4 from that evidence that the defendant was disposed or inclined to commit sexual offenses, and . . . was likely to commit and did commit” the charged offenses. It added that this evidence was “only one factor,” was “not sufficient by itself” to prove guilt, and “[t]he People must still prove the charge beyond a reasonable doubt.” Other instructions listed the elements of the uncharged crimes and identified the victims for each. The jury was instructed the “harmful material” and child pornography evidence pertained to Doe 5. (CALCRIM Nos. 1140, 1141.) Sexual battery applied to “John Doe A, John Doe C, and John Doe #7 (specifically the allegation that defendant masturbated John Doe #7 at the conclusion of a massage).” (CALCRIM No. 938.) The instructions did not specify the “other behavior by the defendant that was not charged” as stated in CALCRIM No. 375. Our Supreme Court has “ ‘long held’ ” that the jury may consider evidence of other crimes if “ ‘ “proved by a preponderance of the evidence.” ’ ” (People v.
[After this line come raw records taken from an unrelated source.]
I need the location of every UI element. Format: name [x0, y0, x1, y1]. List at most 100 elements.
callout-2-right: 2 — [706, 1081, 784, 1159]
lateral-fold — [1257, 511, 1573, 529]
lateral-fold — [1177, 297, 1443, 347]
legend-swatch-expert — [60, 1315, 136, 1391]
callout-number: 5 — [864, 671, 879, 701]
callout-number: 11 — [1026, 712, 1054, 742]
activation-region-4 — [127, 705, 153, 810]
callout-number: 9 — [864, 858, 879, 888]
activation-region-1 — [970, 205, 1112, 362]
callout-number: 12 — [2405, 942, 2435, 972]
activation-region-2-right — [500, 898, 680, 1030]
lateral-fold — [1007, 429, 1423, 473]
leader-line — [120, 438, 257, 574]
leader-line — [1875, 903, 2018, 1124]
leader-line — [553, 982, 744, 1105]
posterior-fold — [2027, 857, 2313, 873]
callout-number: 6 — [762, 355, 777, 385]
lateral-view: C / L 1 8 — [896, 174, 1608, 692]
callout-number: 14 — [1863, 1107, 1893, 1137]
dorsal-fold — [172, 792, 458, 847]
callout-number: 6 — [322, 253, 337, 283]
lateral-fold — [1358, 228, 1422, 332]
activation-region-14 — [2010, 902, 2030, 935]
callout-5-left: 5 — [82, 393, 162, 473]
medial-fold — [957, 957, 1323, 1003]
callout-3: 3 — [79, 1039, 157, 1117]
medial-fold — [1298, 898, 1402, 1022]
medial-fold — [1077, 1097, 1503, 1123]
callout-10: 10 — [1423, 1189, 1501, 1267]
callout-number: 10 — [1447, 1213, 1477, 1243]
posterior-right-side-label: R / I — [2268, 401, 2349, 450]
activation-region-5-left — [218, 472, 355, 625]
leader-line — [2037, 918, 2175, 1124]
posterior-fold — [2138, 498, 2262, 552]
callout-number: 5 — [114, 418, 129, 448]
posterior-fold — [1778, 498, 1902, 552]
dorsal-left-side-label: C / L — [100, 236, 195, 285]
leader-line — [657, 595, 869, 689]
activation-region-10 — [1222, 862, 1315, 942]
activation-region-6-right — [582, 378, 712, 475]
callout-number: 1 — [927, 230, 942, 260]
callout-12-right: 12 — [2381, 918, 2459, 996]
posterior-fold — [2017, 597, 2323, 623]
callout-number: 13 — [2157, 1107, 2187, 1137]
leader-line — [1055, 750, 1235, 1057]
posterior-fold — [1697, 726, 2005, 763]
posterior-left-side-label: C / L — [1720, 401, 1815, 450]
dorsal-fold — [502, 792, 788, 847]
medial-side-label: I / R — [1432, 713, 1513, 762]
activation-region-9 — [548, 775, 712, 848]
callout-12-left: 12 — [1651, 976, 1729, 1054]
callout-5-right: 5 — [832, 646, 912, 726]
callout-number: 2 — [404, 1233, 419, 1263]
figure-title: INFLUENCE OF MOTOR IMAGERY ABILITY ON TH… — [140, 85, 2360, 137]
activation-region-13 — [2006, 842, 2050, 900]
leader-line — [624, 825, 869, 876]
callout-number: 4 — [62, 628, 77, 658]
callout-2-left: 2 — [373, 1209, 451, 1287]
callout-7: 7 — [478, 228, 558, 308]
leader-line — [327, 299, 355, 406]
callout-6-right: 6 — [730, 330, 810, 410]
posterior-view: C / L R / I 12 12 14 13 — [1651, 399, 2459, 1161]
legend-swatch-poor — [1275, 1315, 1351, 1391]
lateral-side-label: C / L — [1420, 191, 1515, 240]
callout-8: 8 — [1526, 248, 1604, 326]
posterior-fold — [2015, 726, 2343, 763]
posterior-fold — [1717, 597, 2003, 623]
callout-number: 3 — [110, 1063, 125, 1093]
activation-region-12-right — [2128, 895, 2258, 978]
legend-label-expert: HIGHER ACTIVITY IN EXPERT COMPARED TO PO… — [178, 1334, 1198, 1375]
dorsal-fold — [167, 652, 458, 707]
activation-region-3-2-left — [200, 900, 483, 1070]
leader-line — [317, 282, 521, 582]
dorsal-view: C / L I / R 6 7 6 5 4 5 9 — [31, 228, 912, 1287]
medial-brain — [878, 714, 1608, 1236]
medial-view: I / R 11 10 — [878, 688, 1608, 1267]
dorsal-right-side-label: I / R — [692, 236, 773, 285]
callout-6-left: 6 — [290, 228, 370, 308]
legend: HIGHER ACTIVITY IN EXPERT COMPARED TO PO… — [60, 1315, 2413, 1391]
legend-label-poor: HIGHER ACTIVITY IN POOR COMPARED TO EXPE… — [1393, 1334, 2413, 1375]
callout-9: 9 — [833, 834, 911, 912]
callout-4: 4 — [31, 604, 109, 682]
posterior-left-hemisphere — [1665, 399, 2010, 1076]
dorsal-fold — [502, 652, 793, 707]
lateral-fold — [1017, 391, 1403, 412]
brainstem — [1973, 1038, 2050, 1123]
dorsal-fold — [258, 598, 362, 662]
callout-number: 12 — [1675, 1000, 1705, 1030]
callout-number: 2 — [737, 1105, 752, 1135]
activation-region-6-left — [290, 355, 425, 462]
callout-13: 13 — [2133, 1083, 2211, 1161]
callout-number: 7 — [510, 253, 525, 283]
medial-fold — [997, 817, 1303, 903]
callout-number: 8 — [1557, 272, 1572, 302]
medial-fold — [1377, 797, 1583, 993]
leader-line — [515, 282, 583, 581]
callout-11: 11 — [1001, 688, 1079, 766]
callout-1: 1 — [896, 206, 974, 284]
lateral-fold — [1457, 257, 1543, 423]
Virgil (2011) 51 Cal.4th 1210, 1259.) “If the jury finds the facts sufficiently proven for consideration, it must still decide whether the facts are sufficient, taken with all the other evidence, to prove the defendant’s guilt beyond a reasonable doubt.” (Id. at pp. 1259–1260; see People v. Bryant, Smith and Wheeler (2014) 60 Cal.4th 335, 437.) These principles were included in CALCRIM Nos. 375 and 1191A, given here. Our Supreme Court upheld an instruction that applied the preponderance standard to an uncharged offense in People v. Reliford (2003) 29 Cal.4th 1007.